Department of Physical Therapy, School of Health and Human Sciences, Indiana University, Indianapolis, IN, United States; Indiana Center for Musculoskeletal Health, Indiana University, Indianapolis, IN, United States; La Trobe Sport and Exercise Medicine Research Centre, La Trobe University, Bundoora, Victoria, Australia.
Department of Physical Therapy, School of Health and Human Sciences, Indiana University, Indianapolis, IN, United States.
Gait Posture. 2019 Oct;74:83-86. doi: 10.1016/j.gaitpost.2019.08.020. Epub 2019 Aug 28.

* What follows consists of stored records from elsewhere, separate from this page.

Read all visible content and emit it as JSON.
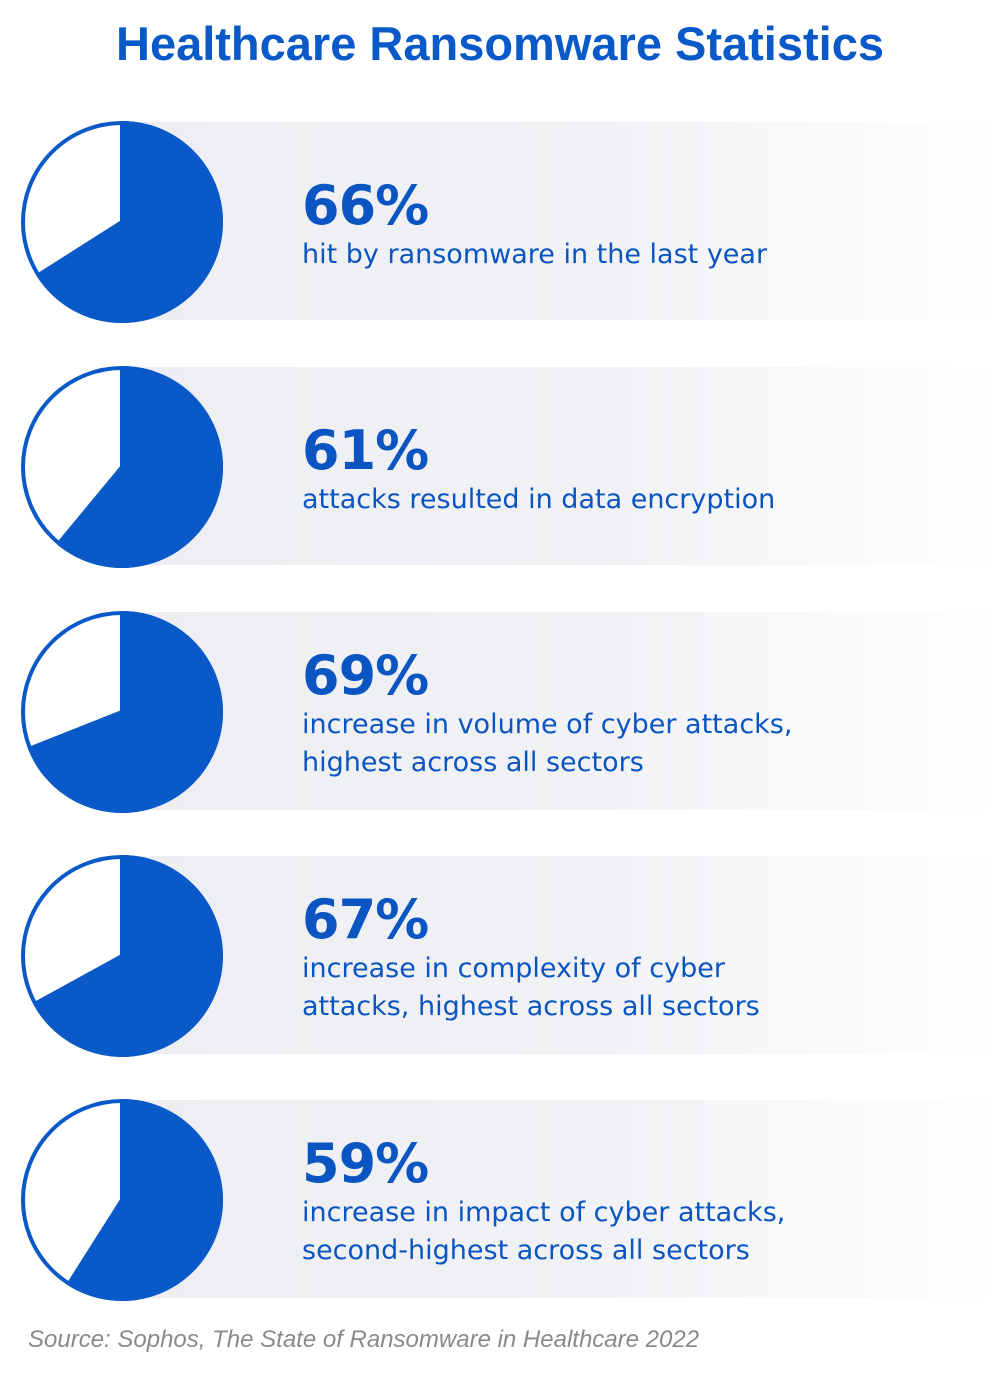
{
  "title": "Healthcare Ransomware Statistics",
  "colors": {
    "accent": "#0a59c8",
    "band": "#eff0f3",
    "source_text": "#8a8a8a"
  },
  "chart_data": {
    "type": "pie",
    "title": "Healthcare Ransomware Statistics",
    "items": [
      {
        "value": 66,
        "label": "66%",
        "description": "hit by ransomware in the last year"
      },
      {
        "value": 61,
        "label": "61%",
        "description": "attacks resulted in data encryption"
      },
      {
        "value": 69,
        "label": "69%",
        "description": "increase in volume of cyber attacks,\nhighest across all sectors"
      },
      {
        "value": 67,
        "label": "67%",
        "description": "increase in complexity of cyber\nattacks, highest across all sectors"
      },
      {
        "value": 59,
        "label": "59%",
        "description": "increase in impact of cyber attacks,\nsecond-highest across all sectors"
      }
    ]
  },
  "source": "Source: Sophos, The State of Ransomware in Healthcare 2022"
}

There is a clinical need to be able to reliably detect meaningful changes (0.1 to 0.2 m/s) in usual gait speed (UGS) considering reduced gait speed is associated with morbidity and mortality.
What is the impact of tester on UGS assessment, and the influence of test repetition (trial 1 vs. 2), timing method (manual stopwatch vs. automated timing), and starting condition (stationary vs. dynamic start) on the ability to detect changes in UGS and fast gait speed (FGS)?
UGS and FGS was assessed in 725 participants on a 8-m course with infrared timing gates positioned at 0, 2, 4 and 6 m. Testing was performed by one of 13 testers trained by a single researcher. Time to walk 4-m from a stationary start (i.e. from 0-m to 4-m) was measured manually using a stopwatch and automatically via the timing gates at 0-m and 4-m. Time taken to walk 4-m with a dynamic start was measured during the same trial by recording the time to walk between the timing gates at 2-m and 6-m (i.e. after 2-m acceleration).
Testers differed for UGS measured using manual vs. automated timing (p = 0.02), with five and two testers recording slower and faster UGS using manual timing, respectively. 95% limits of agreement for trial 1 vs. 2, manual vs. automated timing, and dynamic vs. stationary start ranged from ±0.15 m/s to ±0.20 m/s, coinciding with the range for a clinically meaningful change. Limits of agreement for FGS were larger ranging from ±0.26 m/s to ±0.35 m/s.
Repeat testing of UGS should performed by the same tester or using an automated timing method to control for tester effects. Test protocol should remain constant both between and within participants as protocol deviations may result in detection of an artificial clinically meaningful change.
鉴于步态速度降低与发病率和死亡率相关,因此临床上需要能够可靠地检测到通常步态速度(UGS)的有意义变化(0.1 至 0.2m/s)。
测试者对 UGS 评估的影响,以及测试重复(试验 1 与试验 2)、计时方法(手动秒表与自动计时)和起始条件(静止与动态起始)对检测 UGS 和快速步态速度(FGS)变化能力的影响。
在一条 8 米长的赛道上,使用红外线计时门在 0、2、4 和 6m 处定位,对 725 名参与者进行 UGS 和 FGS 评估。测试由经过一名研究人员培训的 13 名测试者之一进行。手动使用秒表和自动通过计时门在 0m 和 4m 处测量从静止开始行走 4m 的时间(即从 0m 到 4m)。使用动态起始测量 4m 所需的时间是在同一次试验中通过记录计时门在 2m 和 6m 之间(即 2m 加速后)行走的时间来测量的。
测试者对使用手动与自动计时测量的 UGS 有差异(p=0.02),分别有五名和两名测试者使用手动计时记录了较慢和较快的 UGS。试验 1 与试验 2、手动与自动计时、动态与静止起始之间的 95%一致性界限在±0.15m/s 至±0.20m/s 之间,与临床有意义变化的范围一致。FGS 的一致性界限较大,范围在±0.26m/s 至±0.35m/s 之间。
应通过同一名测试者或使用自动计时方法重复测试 UGS,以控制测试者的影响。测试方案应在参与者之间和内部保持一致,因为方案偏差可能导致检测到人为的临床有意义的变化。